Gibbs: I’ve seen rage from him, Chip. I have.
Reid: Can you describe it? Does he yell and scream? What does he do?
According to Dave Briggs of Fox News’s Fox & Friends, this rage is what the "country’s been begging for." "Emotion, right? A little emotion!" added his colleague Eric Bolling the next day. (Though, for the record, polls show that Obama’s approval ratings have remained steady for the past eight weeks since the oil spill, as they have pretty much done ever since his honeymoon period ended, according to the New York Times‘s Caucus blog.) When Obama did offer a partial concession to the howling mob—declaring that he was trying to figure out "whose ass to kick" in an interview with NBC’s Matt Lauer—Stanley Crouch, writing in The Daily Beast, aptly scored the president for submitting "to the kind of minstrelsy demanded of anyone, high or low, these days."
Then there’s this matter of the legitimation of Fox News. As I have written over and over in this space, Fox is not a news network.

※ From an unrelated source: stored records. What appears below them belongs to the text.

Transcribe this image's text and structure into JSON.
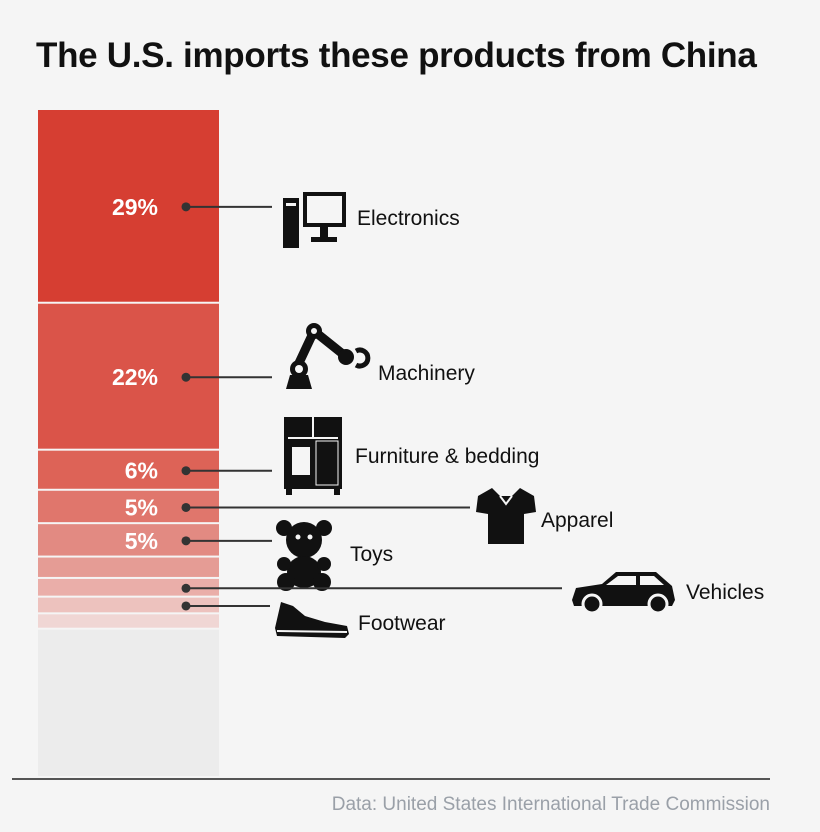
{
  "title": "The U.S. imports these products from China",
  "source": "Data: United States International Trade Commission",
  "chart_data": {
    "type": "bar",
    "stacked": true,
    "title": "The U.S. imports these products from China",
    "unit": "%",
    "segments": [
      {
        "category": "Electronics",
        "value": 29,
        "label": "29%",
        "color": "#d63e32",
        "icon": "computer-icon"
      },
      {
        "category": "Machinery",
        "value": 22,
        "label": "22%",
        "color": "#da5449",
        "icon": "robot-arm-icon"
      },
      {
        "category": "Furniture & bedding",
        "value": 6,
        "label": "6%",
        "color": "#dd6357",
        "icon": "wardrobe-icon"
      },
      {
        "category": "Apparel",
        "value": 5,
        "label": "5%",
        "color": "#e0766c",
        "icon": "shirt-icon"
      },
      {
        "category": "Toys",
        "value": 5,
        "label": "5%",
        "color": "#e28a82",
        "icon": "teddy-bear-icon"
      },
      {
        "category": "",
        "value": 3.2,
        "label": "",
        "color": "#e59c95"
      },
      {
        "category": "Vehicles",
        "value": 2.8,
        "label": "",
        "color": "#eaaea9",
        "icon": "car-icon"
      },
      {
        "category": "Footwear",
        "value": 2.5,
        "label": "",
        "color": "#edc2be",
        "icon": "sneaker-icon"
      },
      {
        "category": "",
        "value": 2.3,
        "label": "",
        "color": "#f0d6d4"
      },
      {
        "category": "",
        "value": 22.2,
        "label": "",
        "color": "#ececec"
      }
    ],
    "grid": false,
    "legend": "none"
  }
}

It is a propaganda arm of a political movement, one that seeks to employ the Republican Party to serve the needs of corporate wealth, religious extremism and narrow-minded resentment against non-Christian, nonwhite Americans. As Media Matters argued in the wake of the debate over Thomas’s seat, "Fox News aggressively promoted the ‘tea party’ protests, which Fox itself described as primarily a response to President Obama’s fiscal policies, and uses its airwaves to engage in open advocacy against the White House and congressional Democrats. In recent years, at least 20 Fox News personalities have endorsed, raised money, or campaigned for Republican candidates or causes…. Republican parties and officials have routinely touted these personalities’ affiliations with Fox News to sell and promote their events." (It is worth noting that Fox’s reported competition, Bloomberg News, while much more dependable professionally, is devoted largely to providing news to businessmen and investors and spreading their laissez-faire ideology. The interests and views of working people and the unemployed, who lack sufficient disposable income for investment purposes, are of little concern, either to Bloomberg or much of the rest of the room.)
I don’t have much sympathy for anyone who thinks Jews ought to "go home" to Poland and Germany, but face it, when it comes to crazy, Helen Thomas had plenty of competition.